Documentation of what you do on a project---and how you do it---is good practice, regardless of project size or scope. Aside from having continuity in your daily work, other benefits of good documentation are repeatability and clarity for the client.
Recently I began working with a new client, initially on a pro bono basis (not my normal model of work but I felt led to reach out to the company, and so I did). In my first task, I spent a few days analyzing and cleaining data using Excel.
Excel has always been my go-to analysis tool, but I also have used Tableau and Microsoft BI for data visualization. I have been trained in some statistical applications (use it or lose it!), and in more recent years, I have learned to use R and Python in academic settings.
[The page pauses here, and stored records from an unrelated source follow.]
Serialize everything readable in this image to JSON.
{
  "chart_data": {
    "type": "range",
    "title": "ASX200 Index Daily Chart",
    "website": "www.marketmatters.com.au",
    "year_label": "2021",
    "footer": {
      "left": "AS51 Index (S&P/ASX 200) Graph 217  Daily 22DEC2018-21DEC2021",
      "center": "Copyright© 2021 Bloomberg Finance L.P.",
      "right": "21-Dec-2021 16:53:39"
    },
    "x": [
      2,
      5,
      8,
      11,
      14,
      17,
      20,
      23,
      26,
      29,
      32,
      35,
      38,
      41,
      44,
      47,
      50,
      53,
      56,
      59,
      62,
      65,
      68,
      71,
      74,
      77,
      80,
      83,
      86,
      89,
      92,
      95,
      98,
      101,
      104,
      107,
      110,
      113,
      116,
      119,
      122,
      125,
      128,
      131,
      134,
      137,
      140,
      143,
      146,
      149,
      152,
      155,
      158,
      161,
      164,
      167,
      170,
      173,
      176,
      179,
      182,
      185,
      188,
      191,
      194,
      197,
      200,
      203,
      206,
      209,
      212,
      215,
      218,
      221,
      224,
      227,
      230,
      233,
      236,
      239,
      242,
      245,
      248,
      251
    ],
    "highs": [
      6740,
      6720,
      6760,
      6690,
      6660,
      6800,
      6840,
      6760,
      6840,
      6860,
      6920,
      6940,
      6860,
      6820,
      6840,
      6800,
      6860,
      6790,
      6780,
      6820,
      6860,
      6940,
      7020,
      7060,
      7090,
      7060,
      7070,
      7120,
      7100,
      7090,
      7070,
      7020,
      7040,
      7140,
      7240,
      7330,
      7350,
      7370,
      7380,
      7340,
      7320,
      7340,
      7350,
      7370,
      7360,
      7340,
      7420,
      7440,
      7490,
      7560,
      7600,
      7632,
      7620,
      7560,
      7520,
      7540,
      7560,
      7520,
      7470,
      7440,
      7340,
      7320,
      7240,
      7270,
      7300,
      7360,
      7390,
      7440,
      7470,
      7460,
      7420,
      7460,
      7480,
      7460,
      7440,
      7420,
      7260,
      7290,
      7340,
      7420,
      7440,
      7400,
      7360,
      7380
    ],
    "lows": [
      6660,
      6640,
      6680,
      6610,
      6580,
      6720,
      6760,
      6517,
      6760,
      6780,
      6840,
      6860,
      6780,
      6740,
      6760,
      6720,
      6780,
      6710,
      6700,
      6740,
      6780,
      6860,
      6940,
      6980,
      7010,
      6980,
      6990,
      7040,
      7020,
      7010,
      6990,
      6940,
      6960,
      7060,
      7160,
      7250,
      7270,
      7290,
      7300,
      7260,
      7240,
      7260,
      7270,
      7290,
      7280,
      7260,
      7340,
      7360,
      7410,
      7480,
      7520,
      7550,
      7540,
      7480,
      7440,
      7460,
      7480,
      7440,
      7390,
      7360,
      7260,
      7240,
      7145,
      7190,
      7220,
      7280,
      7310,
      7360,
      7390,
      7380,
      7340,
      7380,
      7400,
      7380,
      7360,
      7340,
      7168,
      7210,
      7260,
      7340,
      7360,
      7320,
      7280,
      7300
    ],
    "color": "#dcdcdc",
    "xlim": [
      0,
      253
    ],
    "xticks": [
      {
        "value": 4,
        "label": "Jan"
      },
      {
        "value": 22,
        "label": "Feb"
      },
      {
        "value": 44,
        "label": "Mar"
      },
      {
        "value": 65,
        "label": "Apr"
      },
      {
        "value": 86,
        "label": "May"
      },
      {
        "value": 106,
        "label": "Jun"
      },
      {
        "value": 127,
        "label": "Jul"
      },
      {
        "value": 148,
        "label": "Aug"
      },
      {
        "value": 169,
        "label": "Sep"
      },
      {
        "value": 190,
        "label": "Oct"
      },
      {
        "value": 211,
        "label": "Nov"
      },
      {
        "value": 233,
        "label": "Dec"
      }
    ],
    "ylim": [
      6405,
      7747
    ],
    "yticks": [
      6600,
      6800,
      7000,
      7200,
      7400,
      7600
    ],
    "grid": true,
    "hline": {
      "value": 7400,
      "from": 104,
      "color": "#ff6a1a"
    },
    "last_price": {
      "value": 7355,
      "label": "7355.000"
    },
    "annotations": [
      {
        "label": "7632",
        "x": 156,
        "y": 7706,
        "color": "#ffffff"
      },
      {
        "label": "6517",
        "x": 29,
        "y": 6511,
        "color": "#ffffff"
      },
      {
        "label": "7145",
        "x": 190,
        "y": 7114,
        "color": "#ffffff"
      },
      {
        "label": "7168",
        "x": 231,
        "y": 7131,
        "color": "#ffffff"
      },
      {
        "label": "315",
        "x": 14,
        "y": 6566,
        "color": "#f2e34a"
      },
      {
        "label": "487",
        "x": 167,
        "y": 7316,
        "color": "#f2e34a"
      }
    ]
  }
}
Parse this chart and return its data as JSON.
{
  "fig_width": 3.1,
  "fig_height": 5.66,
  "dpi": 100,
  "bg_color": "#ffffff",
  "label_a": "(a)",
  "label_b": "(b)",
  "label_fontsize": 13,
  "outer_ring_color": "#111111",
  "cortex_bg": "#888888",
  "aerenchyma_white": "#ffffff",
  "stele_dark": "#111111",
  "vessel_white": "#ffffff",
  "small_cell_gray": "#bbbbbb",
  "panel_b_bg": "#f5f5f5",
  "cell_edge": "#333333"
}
Typically, I work at a fast pace to drive a project to its end state. I enjoy delivering a final product that is at, or above, the level that a client expects. I have found that documentation is a client expectation, even when it is not explicitly stated in an RFP. After a few early career project experiences of losing track of the details, I am now careful to note what I do and how I do it. A third aspect that is equally important: why I choose a particular method.
A Variety of Tools to Choose From
Excel is my preferred tool for analysis however, it is not the best to document the process followed. In Excel, my notes are placed on a summary sheet tab within the workbook with links to a referenced table or chart, and/or in a separate file (Word or PowerPoint). Although I have used Python (Jupyter notebook) much less than Excel, I have observed that it is superior to Excel in this respect.
As I enter the next phase of working with the aforementioned client, I am finding that in addition to being an equally (or more) powerful analysis tool, Python's user interface is designed for documenting analysis proceses steps, and writing and running the corresponding code. As such, repeatability is designed into the application. All data analysts and data scientists would agree that making a project repeatable is an important requirement.
I have a few consulting projects in the pipeline for the remainder of this year. Whether Excel, or Python, or another application will be used, I will remain flexible and open to learning new applications. The hammer is not my only tool, but I definitely want to nail every job!